'No credible plan' for mental health overhaul promised after teenagers death

🏥 Sağlık 📰 Australia 🕐 2 saat önce

Improvements in mental health supports for Western Australian children and adolescents — prompted by the suicide of 13-year-old Kate Savage — risk never being delivered, the state's auditor-general is warning.

Kate Savage died from self-inflicted injuries shortly after she left a mental health appointment. (Supplied: Meron Savage)

More than six years after her daughter Kate died at just 13, Meron Savage says she has lost faith that promises made by the WA government in the wake of the tragedy will ever be kept.

Kate Savage took her own life in 2020, moments after leaving an appointment with a Child and Adolescent Mental Health Service clinic in Perth's southern suburbs.

A subsequent investigation by the state's chief psychiatrist found Kate had been let down by an under-funded and under-resourced mental health system.

A photo of Kate shared on social media by her mother. (Instagram: Meron Savage)

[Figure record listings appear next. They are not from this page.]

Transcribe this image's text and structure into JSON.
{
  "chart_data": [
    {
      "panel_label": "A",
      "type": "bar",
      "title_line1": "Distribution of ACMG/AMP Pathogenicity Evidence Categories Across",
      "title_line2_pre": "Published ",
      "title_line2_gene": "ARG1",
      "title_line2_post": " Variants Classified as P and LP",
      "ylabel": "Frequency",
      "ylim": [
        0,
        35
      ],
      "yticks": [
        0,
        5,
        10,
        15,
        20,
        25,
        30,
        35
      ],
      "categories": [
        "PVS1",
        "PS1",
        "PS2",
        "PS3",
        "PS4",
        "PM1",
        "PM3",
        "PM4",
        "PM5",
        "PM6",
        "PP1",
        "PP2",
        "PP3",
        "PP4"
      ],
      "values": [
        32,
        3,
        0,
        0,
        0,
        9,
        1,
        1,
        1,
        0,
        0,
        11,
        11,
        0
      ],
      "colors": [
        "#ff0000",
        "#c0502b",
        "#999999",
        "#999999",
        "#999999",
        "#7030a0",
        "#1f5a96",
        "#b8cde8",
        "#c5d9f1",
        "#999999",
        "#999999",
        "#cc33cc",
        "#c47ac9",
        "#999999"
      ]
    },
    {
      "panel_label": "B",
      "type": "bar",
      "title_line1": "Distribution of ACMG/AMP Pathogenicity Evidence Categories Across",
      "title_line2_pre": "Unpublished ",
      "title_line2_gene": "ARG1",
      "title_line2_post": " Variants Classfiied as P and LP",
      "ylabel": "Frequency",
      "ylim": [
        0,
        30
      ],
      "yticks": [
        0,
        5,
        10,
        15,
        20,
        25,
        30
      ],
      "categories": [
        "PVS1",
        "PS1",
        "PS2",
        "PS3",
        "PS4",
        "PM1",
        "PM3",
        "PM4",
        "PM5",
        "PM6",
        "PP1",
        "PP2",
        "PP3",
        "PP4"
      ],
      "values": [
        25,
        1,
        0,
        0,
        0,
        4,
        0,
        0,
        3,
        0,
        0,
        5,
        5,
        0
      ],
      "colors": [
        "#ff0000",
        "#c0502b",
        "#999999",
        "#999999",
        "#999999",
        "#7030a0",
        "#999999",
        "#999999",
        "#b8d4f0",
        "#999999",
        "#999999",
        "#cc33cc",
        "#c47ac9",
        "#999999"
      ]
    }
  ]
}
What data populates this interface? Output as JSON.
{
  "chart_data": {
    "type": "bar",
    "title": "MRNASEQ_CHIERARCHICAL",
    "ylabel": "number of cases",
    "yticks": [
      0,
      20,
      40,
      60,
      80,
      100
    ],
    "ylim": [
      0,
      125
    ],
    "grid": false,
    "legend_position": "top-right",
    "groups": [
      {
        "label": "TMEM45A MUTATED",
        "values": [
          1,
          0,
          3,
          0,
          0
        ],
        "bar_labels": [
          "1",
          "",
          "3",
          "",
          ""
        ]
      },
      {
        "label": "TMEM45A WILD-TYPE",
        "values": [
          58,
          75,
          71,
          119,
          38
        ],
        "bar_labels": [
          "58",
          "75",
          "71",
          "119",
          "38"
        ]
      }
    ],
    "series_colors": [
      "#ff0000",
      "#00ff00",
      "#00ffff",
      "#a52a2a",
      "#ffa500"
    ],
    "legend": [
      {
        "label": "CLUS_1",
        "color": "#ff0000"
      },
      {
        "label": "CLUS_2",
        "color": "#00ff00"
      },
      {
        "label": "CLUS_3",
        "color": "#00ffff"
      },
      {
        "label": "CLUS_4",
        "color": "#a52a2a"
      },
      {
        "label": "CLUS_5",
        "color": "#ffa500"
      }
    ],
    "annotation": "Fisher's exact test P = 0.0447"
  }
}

What was needed went "well-beyond a band-aid or temporary solution", Dr Nathan Gibson said, noting there was a significant escalation of serious mental health issues for children.

An "overhaul" of the system was promised by the state government in 2022 in response, but in a scathing review published today the state's Auditor General criticised the government for not following through.

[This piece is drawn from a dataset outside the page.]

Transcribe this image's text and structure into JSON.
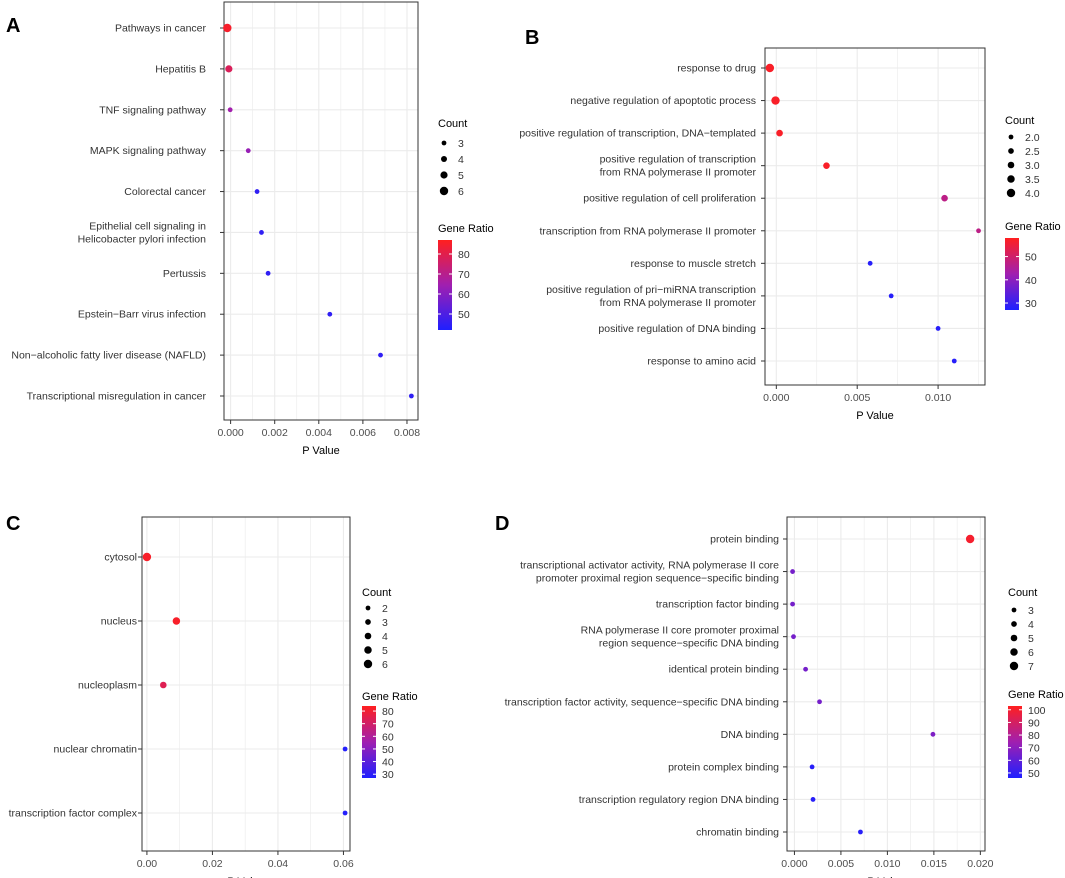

Ms Savage said it was "heartbreaking" little appeared to have changed.

Meron Savage has become an advocate for supporting those with mental health illnesses.

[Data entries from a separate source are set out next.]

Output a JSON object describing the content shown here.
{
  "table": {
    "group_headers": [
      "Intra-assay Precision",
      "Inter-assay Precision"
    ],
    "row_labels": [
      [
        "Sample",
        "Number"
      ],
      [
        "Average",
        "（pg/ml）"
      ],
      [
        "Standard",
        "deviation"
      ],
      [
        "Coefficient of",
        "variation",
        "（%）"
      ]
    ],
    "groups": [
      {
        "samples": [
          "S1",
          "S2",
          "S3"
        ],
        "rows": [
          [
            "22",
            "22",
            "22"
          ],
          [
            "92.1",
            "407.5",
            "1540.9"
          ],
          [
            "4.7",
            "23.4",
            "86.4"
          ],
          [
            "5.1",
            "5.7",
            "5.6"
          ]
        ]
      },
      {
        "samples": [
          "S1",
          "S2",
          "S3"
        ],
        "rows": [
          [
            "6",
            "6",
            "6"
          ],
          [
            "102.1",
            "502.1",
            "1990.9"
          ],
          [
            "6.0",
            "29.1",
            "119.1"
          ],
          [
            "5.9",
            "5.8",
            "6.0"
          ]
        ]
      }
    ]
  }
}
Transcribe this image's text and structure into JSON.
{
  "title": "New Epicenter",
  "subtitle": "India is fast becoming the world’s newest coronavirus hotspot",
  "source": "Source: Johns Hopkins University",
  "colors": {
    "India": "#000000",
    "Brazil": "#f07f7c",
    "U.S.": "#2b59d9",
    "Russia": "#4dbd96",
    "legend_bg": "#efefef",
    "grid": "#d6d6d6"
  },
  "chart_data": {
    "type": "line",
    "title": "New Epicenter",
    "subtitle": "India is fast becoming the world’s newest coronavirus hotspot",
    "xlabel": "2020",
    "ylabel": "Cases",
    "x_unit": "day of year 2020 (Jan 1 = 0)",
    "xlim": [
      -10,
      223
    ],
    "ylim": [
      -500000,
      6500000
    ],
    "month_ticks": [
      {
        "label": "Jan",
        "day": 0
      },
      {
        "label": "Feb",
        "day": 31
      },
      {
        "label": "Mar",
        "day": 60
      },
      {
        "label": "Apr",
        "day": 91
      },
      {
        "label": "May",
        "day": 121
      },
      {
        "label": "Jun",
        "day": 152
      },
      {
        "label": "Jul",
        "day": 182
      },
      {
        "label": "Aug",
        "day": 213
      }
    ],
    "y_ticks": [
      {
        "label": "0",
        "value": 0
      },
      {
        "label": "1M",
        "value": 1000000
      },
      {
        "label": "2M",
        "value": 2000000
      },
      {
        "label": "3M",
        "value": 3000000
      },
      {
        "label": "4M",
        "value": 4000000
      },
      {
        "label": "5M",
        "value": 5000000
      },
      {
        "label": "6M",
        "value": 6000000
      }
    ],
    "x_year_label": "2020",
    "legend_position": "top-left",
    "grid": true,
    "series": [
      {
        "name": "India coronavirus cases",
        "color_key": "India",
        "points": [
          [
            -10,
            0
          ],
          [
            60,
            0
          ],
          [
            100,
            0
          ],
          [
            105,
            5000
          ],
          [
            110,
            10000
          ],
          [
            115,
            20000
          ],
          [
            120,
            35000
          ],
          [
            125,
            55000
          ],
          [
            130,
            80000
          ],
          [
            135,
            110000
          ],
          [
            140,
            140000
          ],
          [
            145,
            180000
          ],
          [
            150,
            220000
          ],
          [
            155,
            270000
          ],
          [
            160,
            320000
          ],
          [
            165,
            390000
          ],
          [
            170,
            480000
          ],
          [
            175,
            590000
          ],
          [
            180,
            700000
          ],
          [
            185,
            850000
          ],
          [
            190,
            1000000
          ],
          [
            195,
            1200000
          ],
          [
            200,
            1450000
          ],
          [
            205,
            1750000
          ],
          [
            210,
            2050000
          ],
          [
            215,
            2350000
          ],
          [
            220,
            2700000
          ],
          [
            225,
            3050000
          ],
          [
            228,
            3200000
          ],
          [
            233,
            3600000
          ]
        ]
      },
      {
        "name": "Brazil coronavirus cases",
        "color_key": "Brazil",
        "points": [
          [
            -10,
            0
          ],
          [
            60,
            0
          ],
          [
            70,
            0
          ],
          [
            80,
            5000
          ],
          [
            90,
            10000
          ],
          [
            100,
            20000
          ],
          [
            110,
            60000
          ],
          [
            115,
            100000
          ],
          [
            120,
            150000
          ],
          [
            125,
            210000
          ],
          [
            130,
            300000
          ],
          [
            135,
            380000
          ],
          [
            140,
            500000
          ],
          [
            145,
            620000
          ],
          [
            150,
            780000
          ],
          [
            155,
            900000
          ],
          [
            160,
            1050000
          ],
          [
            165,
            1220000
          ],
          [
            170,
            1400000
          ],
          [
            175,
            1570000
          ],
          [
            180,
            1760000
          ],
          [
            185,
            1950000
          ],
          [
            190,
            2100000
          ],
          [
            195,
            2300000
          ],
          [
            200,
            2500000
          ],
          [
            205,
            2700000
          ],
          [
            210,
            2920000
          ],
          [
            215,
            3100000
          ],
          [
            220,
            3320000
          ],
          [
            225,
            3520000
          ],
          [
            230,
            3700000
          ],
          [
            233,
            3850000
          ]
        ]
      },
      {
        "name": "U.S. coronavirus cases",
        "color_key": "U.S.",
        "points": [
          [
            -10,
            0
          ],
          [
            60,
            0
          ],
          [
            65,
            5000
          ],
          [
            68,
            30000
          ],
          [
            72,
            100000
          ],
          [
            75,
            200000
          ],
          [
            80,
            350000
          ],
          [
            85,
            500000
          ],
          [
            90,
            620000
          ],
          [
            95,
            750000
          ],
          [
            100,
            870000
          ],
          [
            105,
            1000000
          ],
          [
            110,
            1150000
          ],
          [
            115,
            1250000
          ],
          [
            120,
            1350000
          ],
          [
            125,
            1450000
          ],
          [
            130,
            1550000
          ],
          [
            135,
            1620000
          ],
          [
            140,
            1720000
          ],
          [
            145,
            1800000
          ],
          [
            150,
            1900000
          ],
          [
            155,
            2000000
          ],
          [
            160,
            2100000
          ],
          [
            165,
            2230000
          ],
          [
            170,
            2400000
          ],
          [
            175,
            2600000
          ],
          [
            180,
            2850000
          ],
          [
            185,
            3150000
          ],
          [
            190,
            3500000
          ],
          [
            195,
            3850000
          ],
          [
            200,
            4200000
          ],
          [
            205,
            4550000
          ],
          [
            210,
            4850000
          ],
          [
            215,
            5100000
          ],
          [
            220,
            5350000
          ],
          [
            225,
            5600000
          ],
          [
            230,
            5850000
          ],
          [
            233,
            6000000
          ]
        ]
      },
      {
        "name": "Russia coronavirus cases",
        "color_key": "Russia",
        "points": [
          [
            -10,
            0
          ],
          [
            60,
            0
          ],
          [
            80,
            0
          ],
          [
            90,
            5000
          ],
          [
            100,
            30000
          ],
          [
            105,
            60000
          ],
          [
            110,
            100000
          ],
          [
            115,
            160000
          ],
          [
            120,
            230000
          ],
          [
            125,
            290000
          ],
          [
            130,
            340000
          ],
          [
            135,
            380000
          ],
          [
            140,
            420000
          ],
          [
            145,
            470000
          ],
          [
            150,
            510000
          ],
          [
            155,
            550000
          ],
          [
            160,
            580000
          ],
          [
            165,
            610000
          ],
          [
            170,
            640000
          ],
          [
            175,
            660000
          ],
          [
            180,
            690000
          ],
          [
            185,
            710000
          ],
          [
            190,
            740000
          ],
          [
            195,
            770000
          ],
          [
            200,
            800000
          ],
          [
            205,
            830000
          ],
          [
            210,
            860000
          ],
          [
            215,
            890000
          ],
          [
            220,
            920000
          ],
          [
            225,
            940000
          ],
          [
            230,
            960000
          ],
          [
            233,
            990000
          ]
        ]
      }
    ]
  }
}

"It seems as though nothing has moved on in six years," she said.

Ms Savage's view is backed up by the auditor general, who found efforts to transform mental health supports for Western Australian children and teenagers risk never being delivered without major change.

The mother of a teenage girl who died from self-inflicted injuries moments after a mental health appointment says a coronial inquest is the last chance to find out the truth about the 13-year-old's death.

In the wake of Kate's death, then-health minister Amber-Jade Sanderson committed to implementing all 32 recommendations from a landmark review into how the public health system cares for the mental health of infants, children and adolescents.

That included closing gaps between services, establishing clear processes when young people with mental health concerns present to emergency departments, and improving the ability for schools to address mental health and wellbeing.

But more than four years on, the state's auditor-general has found only one recommendation has been completed by the Mental Health Commission (MHC) — establishing clear roles and career pathways for Aboriginal mental health workers.

In her report, Caroline Spencer said the commission wasn't providing the level of leadership needed to pull off a reform of that size.